Quelle joie pour le Premier ministre belge Elio di Rupo! Ses amis socialistes français ont triomphé. Elio et François ont les mêmes rêves humanistes, et désirs de fraternité. Le devenir de l'homme, le bonheur! Celui des sociétés, la justice! Ils veulent rassembler. Nécessaire pour conserver son fauteuil! Elio est francophone et socialiste, à la tête d'un pays néerlandophone et libéral. Plus il veut rassembler autour de ses projets de gauche, plus la vague séparatiste enfle dans le Nord: plus de 50% d'après les derniers sondages. De même pour FH, plus il appliquera ses promesses d'ouverture aux étrangers, en cela bien aidé par sa ministre Taubira, plus le parti de Le Pen croîtra, et l'argument du parti anti-républicain fera bientôt long feu. C'est le lot des rassembleurs qui mettent de la sauce gaucho sur tout ce qu'ils touchent. Il nous avait promis de ne plus diviser, l'homme normal, et il commence très fort en Afghanistan. La France compte encore quelque 3400 soldats et 150 gendarmes sur le terrain. Les "troupes combattantes" françaises, environ 2000 hommes, seront rapatriées en fin d'année. Les quinze cents soldats restants, planqués ou gonfleurs d'hélice sûrement, apprécieront. Ils auront à leur charge les milliers de tonnes de matériel de guerre restant, mais sans combattre: eux sont des soldats de la paix. Prions qu'il n'y ait pas de morts en Afghanistan en 2013, car il n'est pas sûr que les Talibans fassent la différence entre combattants et formateurs si la tenue est identique.
Question justice sociale, les Belges viennent de dégainer avant les Français.
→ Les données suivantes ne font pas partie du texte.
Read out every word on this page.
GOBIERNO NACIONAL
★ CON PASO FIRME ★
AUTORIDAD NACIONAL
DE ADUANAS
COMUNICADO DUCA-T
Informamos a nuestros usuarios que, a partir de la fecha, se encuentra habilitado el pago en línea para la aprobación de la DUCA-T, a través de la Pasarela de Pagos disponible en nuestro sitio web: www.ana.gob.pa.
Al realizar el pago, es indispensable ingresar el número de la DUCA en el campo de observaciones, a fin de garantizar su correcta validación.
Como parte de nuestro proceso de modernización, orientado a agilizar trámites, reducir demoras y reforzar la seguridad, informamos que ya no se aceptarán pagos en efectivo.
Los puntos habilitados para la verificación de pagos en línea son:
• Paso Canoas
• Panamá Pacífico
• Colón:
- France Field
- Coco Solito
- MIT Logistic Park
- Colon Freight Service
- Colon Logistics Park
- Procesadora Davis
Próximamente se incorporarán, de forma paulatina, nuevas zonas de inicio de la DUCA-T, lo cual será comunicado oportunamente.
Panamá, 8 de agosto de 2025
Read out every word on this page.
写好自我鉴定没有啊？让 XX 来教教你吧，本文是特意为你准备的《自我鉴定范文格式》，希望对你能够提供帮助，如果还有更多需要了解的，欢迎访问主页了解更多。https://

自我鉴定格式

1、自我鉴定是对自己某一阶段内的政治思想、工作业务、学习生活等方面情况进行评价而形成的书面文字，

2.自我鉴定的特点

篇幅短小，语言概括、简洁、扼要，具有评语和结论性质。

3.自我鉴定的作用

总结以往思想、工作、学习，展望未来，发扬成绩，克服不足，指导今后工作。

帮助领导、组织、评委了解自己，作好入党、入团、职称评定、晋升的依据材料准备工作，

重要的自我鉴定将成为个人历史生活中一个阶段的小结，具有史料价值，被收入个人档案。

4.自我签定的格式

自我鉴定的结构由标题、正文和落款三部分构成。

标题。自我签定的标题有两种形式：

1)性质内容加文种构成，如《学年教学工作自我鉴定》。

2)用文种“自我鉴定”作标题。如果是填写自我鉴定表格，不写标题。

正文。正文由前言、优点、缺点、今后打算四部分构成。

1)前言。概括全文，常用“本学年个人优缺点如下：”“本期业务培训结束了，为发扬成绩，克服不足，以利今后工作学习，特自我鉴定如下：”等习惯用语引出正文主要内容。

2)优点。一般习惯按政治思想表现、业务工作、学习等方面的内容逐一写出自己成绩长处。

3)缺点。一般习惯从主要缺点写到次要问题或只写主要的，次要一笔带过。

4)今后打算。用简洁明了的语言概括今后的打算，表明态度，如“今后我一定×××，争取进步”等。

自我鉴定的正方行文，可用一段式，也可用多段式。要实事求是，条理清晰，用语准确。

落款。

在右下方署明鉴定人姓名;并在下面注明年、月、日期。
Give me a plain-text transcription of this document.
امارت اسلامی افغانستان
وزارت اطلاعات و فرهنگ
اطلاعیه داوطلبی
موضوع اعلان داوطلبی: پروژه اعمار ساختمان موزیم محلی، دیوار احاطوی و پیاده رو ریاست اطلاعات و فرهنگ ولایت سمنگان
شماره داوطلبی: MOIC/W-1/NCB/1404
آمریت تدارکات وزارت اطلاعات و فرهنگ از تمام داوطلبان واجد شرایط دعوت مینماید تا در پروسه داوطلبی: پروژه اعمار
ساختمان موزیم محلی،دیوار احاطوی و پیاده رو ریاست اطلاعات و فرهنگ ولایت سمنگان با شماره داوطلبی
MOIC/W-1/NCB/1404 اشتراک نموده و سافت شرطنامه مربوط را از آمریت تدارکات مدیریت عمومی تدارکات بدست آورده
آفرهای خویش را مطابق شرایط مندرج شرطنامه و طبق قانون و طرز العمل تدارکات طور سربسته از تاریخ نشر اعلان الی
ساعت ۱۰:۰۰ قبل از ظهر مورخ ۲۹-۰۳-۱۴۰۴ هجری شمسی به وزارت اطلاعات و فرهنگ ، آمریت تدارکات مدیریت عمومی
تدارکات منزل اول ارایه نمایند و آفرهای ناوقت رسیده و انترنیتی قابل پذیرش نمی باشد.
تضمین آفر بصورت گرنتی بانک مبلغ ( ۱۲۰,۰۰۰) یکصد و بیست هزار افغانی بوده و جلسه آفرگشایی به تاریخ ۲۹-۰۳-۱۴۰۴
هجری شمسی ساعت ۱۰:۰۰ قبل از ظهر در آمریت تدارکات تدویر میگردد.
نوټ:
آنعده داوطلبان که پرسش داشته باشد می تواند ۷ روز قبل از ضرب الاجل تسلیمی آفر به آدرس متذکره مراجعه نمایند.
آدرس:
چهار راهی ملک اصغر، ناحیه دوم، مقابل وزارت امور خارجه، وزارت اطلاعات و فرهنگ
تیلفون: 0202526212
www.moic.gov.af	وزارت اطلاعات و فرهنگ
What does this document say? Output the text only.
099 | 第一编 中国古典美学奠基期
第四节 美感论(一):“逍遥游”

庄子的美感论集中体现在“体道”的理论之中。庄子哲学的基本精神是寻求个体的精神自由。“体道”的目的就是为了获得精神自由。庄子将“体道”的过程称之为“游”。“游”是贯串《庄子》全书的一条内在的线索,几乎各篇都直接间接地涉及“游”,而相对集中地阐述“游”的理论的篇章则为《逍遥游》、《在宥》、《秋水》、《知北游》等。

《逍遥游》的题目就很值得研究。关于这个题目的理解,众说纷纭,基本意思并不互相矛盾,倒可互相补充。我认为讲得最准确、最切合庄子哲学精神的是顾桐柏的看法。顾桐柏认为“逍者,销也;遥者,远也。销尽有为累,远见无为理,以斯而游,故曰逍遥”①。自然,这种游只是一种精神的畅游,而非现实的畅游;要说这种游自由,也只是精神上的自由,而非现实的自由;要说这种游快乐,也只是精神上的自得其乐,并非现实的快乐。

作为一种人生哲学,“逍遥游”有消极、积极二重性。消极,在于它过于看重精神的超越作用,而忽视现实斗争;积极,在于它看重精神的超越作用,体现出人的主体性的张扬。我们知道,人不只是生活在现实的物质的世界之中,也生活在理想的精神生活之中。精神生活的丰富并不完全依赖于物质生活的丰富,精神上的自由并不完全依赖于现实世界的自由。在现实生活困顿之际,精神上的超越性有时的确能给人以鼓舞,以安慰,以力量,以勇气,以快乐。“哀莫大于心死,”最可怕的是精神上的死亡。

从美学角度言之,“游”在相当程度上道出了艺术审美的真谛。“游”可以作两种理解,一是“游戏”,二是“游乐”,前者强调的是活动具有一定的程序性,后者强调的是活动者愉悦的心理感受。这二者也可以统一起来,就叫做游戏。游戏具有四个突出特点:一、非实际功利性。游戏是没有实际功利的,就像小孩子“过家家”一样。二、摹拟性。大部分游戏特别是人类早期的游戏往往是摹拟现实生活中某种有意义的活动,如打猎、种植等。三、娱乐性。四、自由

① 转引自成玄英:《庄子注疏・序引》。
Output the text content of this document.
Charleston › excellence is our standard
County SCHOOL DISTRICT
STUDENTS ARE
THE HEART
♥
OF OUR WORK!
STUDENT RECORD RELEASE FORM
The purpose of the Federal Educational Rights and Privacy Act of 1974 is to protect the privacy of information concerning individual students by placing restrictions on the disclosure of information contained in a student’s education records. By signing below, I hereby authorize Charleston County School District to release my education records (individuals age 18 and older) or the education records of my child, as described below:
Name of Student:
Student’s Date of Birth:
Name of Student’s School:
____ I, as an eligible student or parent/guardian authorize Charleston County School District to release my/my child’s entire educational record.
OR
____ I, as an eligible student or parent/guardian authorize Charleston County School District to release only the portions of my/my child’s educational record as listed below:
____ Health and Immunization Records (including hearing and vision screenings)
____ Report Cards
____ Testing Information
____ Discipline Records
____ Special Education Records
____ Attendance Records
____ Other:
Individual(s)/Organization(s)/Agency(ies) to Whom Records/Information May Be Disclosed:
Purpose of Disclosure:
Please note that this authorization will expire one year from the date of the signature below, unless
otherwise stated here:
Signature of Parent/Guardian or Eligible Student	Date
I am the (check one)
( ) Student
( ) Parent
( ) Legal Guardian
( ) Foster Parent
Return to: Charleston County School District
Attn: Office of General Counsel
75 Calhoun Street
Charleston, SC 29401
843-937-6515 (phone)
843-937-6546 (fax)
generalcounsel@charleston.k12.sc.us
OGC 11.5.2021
Le ministre socialiste des entreprises publiques, Paul Magnette, veut plafonner le salaire des patrons des sociétés publiques, telles Belgacom, Bpost, l'ancienne Dexia... Le Premier ministre Ayrault a assuré que la limitation des salaires des patrons des entreprises publiques, promise par François Hollande, interviendrait "vite" (Le Monde). Magnifique sujet démagogique qui permet de mettre avec soi le peuple à peu de frais. Il est vrai qu'il faut remettre de la morale et ces dernières années, les dérapages ont jeté l'opprobre sur cette caste d'happy few, même s'ils sont révocables ad nutum: stocks options, parachute doré, retraite chapeau se cumulant. A la fin des fins, la Bourse s'est effondrée, les grands patrons gagnent toujours autant. Mais moraliser, réguler, sont des verbes inconnus des socialistes: maximum 290 000 € par an brut, voilà la sauce gaucho de Paul Magnette, ou à peu près le salaire du Premier ministre (que convoitait aussi l'ex-Président Sarkozy, mais on ne le lui a pas pardonné). Le ministre Magnette devra revoir sa copie, il parle ce soir de modulation, sans toutefois renoncer à étendre sa réforme au secteur privé. La modulation est pourtant évidente, selon que le secteur est concurrentiel ou non, selon la taille de l'entreprise, les prestations fournies... Le secteur public sera-t-il demain le parent pauvre du secteur privé? En attendant, le patron de Belgacom gagnera demain 8 fois moins, et sûrement moins que ses collaborateurs. De même, pour les ministres de François Hollande qui auront des rétributions inférieures à celles des députés, à moins que nous ne sachions pas tout! Au nom de l'exemple: du grand n'importe quoi pour les folliculaires. Steve Jobs n'avait pas de salaire et était milliardaire...
Retenons la phrase de Jean-Louis Trintignant, ce soir en clôture du festival de Cannes: "Et si on essayait d'être heureux, ne serait-ce que pour donner l'exemple?". Cet immense acteur citait Jacques Prévert. Voilà un vrai exemple pour la jeunesse.